Nesse clima, a analogia do arcebispo comparando crianças cubanas de 60 anos atrás com crianças principalmente da América Central agora tornou-se especialmente controversa.

A posição da Igreja é que todas as crianças merecem assistência, mesmo que cheguem ao solo americano sem documentos ou com a ajuda de contrabandistas pagos. Mas os críticos argumentam que a Operação Pedro Pan foi diferente: um esforço organizado em que crianças – a maioria de famílias de classe alta e média – chegaram em voos comerciais com isenção de visto, passaporte e carteira de vacinação.

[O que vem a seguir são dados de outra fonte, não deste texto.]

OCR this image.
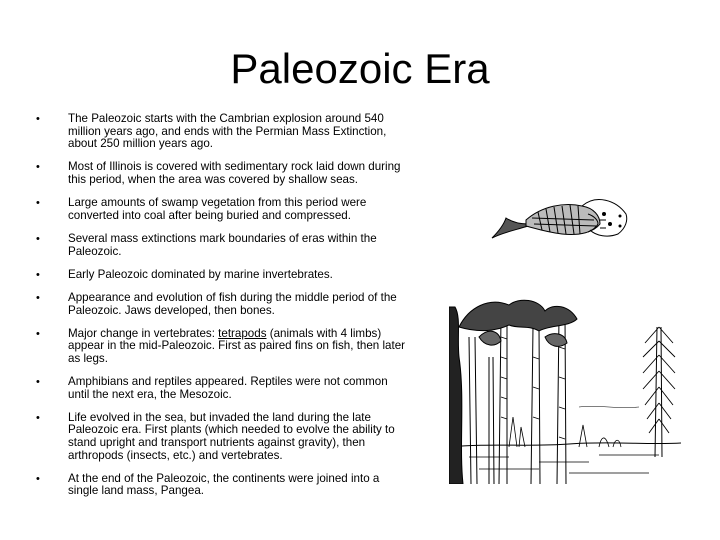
Paleozoic Era
• The Paleozoic starts with the Cambrian explosion around 540 million years ago, and ends with the Permian Mass Extinction, about 250 million years ago.
• Most of Illinois is covered with sedimentary rock laid down during this period, when the area was covered by shallow seas.
• Large amounts of swamp vegetation from this period were converted into coal after being buried and compressed.
• Several mass extinctions mark boundaries of eras within the Paleozoic.
• Early Paleozoic dominated by marine invertebrates.
• Appearance and evolution of fish during the middle period of the Paleozoic. Jaws developed, then bones.
• Major change in vertebrates: tetrapods (animals with 4 limbs) appear in the mid-Paleozoic. First as paired fins on fish, then later as legs.
• Amphibians and reptiles appeared. Reptiles were not common until the next era, the Mesozoic.
• Life evolved in the sea, but invaded the land during the late Paleozoic era. First plants (which needed to evolve the ability to stand upright and transport nutrients against gravity), then arthropods (insects, etc.) and vertebrates.
• At the end of the Paleozoic, the continents were joined into a single land mass, Pangea.
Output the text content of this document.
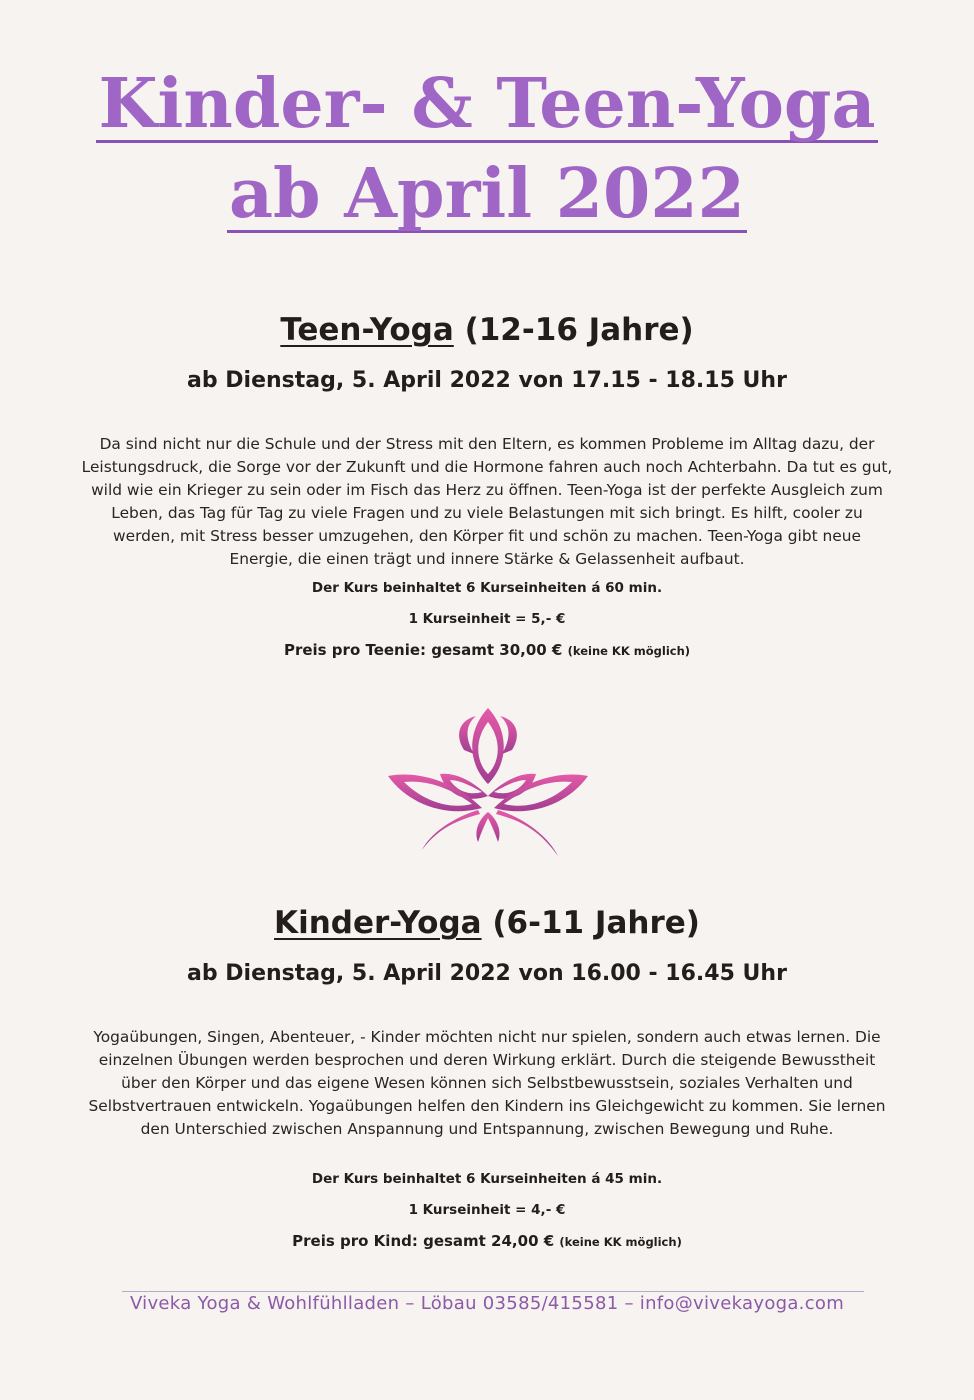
Kinder- & Teen-Yoga
ab April 2022
Teen-Yoga (12-16 Jahre)
ab Dienstag, 5. April 2022 von 17.15 - 18.15 Uhr
Da sind nicht nur die Schule und der Stress mit den Eltern, es kommen Probleme im Alltag dazu, der Leistungsdruck, die Sorge vor der Zukunft und die Hormone fahren auch noch Achterbahn. Da tut es gut, wild wie ein Krieger zu sein oder im Fisch das Herz zu öffnen. Teen-Yoga ist der perfekte Ausgleich zum Leben, das Tag für Tag zu viele Fragen und zu viele Belastungen mit sich bringt. Es hilft, cooler zu werden, mit Stress besser umzugehen, den Körper fit und schön zu machen. Teen-Yoga gibt neue Energie, die einen trägt und innere Stärke & Gelassenheit aufbaut.
Der Kurs beinhaltet 6 Kurseinheiten á 60 min.
1 Kurseinheit = 5,- €
Preis pro Teenie: gesamt 30,00 € (keine KK möglich)
Kinder-Yoga (6-11 Jahre)
ab Dienstag, 5. April 2022 von 16.00 - 16.45 Uhr
Yogaübungen, Singen, Abenteuer, - Kinder möchten nicht nur spielen, sondern auch etwas lernen. Die einzelnen Übungen werden besprochen und deren Wirkung erklärt. Durch die steigende Bewusstheit über den Körper und das eigene Wesen können sich Selbstbewusstsein, soziales Verhalten und Selbstvertrauen entwickeln. Yogaübungen helfen den Kindern ins Gleichgewicht zu kommen. Sie lernen den Unterschied zwischen Anspannung und Entspannung, zwischen Bewegung und Ruhe.
Der Kurs beinhaltet 6 Kurseinheiten á 45 min.
1 Kurseinheit = 4,- €
Preis pro Kind: gesamt 24,00 € (keine KK möglich)
Viveka Yoga & Wohlfühlladen – Löbau 03585/415581 – info@vivekayoga.com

Por estarem fugindo do comunismo, os cubano-americanos se beneficiaram de políticas especiais de imigração que lhes permitiram permanecer mais facilmente nos Estados Unidos. Eles consolidaram seu poder trabalhando com democratas e republicanos, tentando manter a questão de Cuba acima da briga partidária. Agora, como quase tudo o mais, isso também foi manchado pela polarização.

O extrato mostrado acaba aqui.